Customer demand for categories in grocery, drug and general merchandise changes constantly. Ten years ago, retail store shelves were stacked with CDs and DVDs. Supermarkets sold many cases of standard lager. Drug stores had photo processing departments. Today, subscription streaming is king, craft beer is mainstream and online photo printing services dominate.
As a merchandiser, how do you maximise value from your real estate as competition continues to heat up from the endless aisle served by Amazon?
In the brick-and-mortar world, the scarcest commodity is shelf space. Companies that manage the shelf most effectively will be more likely than their competitors to survive and thrive in the ever-changing tide of retail.
Ironically, retail spacing strategies haven’t kept up with assortments. A decade ago, the typical US grocery store carried 30K SKUs. Today, these same stores merchandise more than 50K SKUs. And while product proliferation is rampant, store space has remained relatively static.
While the art of the assortment will always be important, identifying how much finite store space to allocate within and across each level of merchandise is essential. Successful retailers understand that they must take a strategic approach to space planning, with shelves allocated to deliver maximum sales return for the store overall.
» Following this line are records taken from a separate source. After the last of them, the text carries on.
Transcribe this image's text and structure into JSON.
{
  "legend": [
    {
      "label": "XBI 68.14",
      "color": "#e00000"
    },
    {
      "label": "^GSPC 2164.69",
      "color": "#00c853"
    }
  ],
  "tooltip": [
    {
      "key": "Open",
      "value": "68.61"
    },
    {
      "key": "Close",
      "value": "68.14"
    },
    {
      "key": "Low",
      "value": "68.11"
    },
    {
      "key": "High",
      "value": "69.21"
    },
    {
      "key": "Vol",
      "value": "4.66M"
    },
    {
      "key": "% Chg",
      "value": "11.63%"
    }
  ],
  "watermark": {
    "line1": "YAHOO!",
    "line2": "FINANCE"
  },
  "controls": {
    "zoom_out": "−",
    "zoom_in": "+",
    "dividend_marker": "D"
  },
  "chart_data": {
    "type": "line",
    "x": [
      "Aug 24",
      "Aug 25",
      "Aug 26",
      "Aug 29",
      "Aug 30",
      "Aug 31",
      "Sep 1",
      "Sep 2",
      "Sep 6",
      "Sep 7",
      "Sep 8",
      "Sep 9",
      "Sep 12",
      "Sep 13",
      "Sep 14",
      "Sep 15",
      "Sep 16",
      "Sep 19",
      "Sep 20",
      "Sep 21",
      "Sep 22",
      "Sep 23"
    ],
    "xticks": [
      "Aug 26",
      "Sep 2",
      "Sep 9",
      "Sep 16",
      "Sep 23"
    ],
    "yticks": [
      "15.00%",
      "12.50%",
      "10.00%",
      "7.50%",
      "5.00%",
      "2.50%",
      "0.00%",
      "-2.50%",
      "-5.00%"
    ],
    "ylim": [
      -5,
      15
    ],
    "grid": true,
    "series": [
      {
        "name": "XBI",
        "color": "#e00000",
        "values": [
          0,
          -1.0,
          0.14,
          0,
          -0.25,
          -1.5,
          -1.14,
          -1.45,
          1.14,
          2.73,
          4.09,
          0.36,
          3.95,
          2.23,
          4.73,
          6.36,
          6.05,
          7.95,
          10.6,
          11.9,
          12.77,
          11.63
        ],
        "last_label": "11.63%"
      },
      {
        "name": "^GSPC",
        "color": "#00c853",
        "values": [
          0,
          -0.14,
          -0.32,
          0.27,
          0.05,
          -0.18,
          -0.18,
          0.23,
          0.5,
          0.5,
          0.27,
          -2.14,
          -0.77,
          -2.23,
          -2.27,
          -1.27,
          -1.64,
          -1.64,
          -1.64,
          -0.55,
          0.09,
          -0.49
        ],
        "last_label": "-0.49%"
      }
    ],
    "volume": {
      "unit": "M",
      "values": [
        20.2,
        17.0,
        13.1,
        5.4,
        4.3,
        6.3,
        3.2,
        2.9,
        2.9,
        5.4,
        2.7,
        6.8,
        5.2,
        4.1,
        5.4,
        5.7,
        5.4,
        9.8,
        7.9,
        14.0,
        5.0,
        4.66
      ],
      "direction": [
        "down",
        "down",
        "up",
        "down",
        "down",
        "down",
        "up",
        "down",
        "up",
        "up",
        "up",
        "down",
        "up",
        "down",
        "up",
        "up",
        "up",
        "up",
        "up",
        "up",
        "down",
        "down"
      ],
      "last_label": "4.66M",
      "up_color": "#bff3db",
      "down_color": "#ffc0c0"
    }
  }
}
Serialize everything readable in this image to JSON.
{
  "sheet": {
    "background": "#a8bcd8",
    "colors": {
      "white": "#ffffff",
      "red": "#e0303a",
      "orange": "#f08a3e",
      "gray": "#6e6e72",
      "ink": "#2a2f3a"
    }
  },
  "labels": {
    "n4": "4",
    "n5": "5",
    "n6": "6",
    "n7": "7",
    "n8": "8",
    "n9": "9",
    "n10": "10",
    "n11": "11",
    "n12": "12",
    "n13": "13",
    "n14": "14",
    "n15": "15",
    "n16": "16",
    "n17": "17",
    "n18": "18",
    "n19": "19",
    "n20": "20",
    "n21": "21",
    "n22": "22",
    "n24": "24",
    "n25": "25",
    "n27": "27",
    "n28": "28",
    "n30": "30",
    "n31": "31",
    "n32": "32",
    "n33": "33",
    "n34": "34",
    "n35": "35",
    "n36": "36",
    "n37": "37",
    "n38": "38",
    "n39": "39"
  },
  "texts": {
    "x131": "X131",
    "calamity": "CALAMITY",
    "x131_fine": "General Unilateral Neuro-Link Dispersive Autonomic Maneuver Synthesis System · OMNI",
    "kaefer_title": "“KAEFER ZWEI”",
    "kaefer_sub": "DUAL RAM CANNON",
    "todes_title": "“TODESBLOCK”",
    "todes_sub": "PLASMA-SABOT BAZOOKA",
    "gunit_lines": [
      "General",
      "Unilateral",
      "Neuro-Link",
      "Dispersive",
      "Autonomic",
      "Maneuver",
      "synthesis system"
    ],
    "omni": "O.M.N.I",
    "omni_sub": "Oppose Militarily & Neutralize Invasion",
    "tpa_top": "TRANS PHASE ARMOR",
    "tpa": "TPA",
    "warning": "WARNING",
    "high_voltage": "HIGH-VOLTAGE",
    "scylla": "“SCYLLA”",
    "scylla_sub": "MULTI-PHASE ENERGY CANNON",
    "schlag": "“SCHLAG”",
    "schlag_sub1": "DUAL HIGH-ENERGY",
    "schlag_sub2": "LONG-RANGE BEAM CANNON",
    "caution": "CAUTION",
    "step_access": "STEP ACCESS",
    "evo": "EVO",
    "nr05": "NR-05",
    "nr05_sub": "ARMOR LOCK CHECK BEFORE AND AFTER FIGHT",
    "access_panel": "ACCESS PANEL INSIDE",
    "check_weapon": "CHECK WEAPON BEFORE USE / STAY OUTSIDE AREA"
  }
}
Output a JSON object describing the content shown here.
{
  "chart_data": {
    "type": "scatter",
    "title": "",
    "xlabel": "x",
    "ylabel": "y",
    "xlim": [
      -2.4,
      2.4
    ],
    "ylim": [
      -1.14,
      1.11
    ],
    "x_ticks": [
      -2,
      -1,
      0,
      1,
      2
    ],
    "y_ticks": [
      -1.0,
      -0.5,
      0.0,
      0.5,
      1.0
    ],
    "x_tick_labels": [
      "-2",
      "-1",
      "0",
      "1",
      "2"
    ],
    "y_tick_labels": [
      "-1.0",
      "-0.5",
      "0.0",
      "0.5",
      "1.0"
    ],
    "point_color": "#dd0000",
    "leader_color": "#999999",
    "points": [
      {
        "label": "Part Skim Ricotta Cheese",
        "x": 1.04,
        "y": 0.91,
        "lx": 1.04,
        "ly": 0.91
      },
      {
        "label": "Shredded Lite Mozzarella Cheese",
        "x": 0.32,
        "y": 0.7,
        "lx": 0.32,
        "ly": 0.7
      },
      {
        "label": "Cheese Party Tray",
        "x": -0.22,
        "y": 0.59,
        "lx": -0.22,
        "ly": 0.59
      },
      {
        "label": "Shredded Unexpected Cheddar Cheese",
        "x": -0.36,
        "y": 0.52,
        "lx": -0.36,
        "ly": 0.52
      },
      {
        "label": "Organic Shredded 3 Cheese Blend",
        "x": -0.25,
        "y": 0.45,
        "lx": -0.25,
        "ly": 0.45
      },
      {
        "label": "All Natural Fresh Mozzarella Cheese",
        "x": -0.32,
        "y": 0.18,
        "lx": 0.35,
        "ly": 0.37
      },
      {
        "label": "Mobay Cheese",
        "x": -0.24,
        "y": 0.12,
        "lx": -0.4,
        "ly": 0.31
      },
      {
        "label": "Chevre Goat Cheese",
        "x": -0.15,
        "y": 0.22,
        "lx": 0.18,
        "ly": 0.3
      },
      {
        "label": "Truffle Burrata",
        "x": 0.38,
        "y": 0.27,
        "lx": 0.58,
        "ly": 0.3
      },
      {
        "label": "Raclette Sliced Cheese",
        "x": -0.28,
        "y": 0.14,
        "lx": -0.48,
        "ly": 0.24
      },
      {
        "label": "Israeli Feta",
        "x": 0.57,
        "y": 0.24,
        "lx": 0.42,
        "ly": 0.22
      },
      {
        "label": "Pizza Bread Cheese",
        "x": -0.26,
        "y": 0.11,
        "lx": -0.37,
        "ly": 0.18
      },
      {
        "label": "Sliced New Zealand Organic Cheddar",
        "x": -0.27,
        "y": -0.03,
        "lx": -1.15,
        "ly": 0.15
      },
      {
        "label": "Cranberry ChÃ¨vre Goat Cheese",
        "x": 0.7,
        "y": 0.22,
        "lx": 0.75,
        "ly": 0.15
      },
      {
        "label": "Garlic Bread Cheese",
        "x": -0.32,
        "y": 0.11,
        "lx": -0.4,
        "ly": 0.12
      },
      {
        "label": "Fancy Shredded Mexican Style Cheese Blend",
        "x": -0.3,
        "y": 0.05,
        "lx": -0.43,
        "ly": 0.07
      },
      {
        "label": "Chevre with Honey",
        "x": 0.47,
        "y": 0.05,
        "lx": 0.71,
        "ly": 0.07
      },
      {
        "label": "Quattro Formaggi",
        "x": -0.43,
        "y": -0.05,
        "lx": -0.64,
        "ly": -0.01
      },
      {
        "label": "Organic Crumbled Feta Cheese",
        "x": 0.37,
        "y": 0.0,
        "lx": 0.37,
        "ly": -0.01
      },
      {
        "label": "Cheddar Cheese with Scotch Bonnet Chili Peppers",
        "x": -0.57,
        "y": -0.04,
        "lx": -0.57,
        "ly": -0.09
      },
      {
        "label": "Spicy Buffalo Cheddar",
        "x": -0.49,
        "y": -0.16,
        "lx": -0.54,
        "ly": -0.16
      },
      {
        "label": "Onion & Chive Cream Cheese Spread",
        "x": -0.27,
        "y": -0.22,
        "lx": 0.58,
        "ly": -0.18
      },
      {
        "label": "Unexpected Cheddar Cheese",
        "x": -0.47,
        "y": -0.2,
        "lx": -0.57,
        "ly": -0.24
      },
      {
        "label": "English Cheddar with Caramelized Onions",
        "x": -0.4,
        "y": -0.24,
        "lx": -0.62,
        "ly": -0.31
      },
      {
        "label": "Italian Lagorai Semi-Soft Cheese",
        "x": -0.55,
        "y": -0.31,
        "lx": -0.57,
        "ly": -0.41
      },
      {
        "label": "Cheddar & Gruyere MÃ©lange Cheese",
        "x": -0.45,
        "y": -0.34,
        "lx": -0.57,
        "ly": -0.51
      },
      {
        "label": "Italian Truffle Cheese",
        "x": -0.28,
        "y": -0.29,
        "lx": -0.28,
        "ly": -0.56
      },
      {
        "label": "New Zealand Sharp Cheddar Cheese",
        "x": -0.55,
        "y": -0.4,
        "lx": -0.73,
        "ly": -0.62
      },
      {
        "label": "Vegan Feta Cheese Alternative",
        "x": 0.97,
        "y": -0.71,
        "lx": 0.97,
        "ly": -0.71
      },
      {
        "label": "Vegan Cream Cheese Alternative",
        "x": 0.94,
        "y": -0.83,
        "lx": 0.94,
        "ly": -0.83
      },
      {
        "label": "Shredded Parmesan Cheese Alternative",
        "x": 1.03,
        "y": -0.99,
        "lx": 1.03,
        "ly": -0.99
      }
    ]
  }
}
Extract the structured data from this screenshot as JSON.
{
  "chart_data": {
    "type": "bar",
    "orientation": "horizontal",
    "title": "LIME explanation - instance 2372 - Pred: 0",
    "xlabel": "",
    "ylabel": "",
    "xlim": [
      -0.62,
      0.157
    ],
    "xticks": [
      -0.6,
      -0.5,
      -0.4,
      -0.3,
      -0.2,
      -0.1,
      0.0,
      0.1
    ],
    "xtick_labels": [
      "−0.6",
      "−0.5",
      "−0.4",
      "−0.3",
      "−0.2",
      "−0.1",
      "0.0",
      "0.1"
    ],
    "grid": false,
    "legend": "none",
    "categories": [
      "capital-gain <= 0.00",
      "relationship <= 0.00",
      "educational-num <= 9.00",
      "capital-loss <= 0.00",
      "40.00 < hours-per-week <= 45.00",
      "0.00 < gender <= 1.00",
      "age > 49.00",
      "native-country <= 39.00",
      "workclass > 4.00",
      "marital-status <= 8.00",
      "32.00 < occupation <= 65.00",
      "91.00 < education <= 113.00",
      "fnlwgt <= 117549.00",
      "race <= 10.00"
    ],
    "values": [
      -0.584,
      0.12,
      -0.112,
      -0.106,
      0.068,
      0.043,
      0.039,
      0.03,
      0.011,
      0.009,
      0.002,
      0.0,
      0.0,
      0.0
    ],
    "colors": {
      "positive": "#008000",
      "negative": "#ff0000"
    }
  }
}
Demand analytics has a key role to play in retail space optimization. As the “umpire” between category managers squabbling over who should forego space, data analytics can help you determine the optimal space distribution among departments—and the fair share of space that should go to categories and sub-categories to best meet customer demand.
The store that does the best job in allocating space, from bikes to car parts, gas grills to plumbing supplies, is the store that is best positioned to make more granular sub-category and SKU-level allocation decisions. This retailer will grow basket value.
How do you get there? We use data analytics on customer catchment, competition and market trend data to cluster stores into groups. These store clusters help retailers make strategic decisions about new services like concession space for a coffee shop, dry cleaners or mobile phone counter: In addition to data the stores have on customer demand, clustering incorporates external, contextual data to help determine which stores are a good or bad fit for certain services.
The insights gleaned through analytics should guide the rollout of new offerings, and help you build a clear business case to support the capital required to change your store layout—and create your exit plan for dying categories. We compile a ranked list of stores that offer the best opportunity for sales improvement through space reallocation, allowing the COO to invest where returns will be greatest.
In any change management program, it’s vital to measure incremental sales through test and learn to prove value and support a wider rollout. We typically see sales lifts of 1% to 3% versus control stores in retailers who implement this approach to strategic space planning.
Your sales space is your most valuable asset. Use data analytics to make the most of it.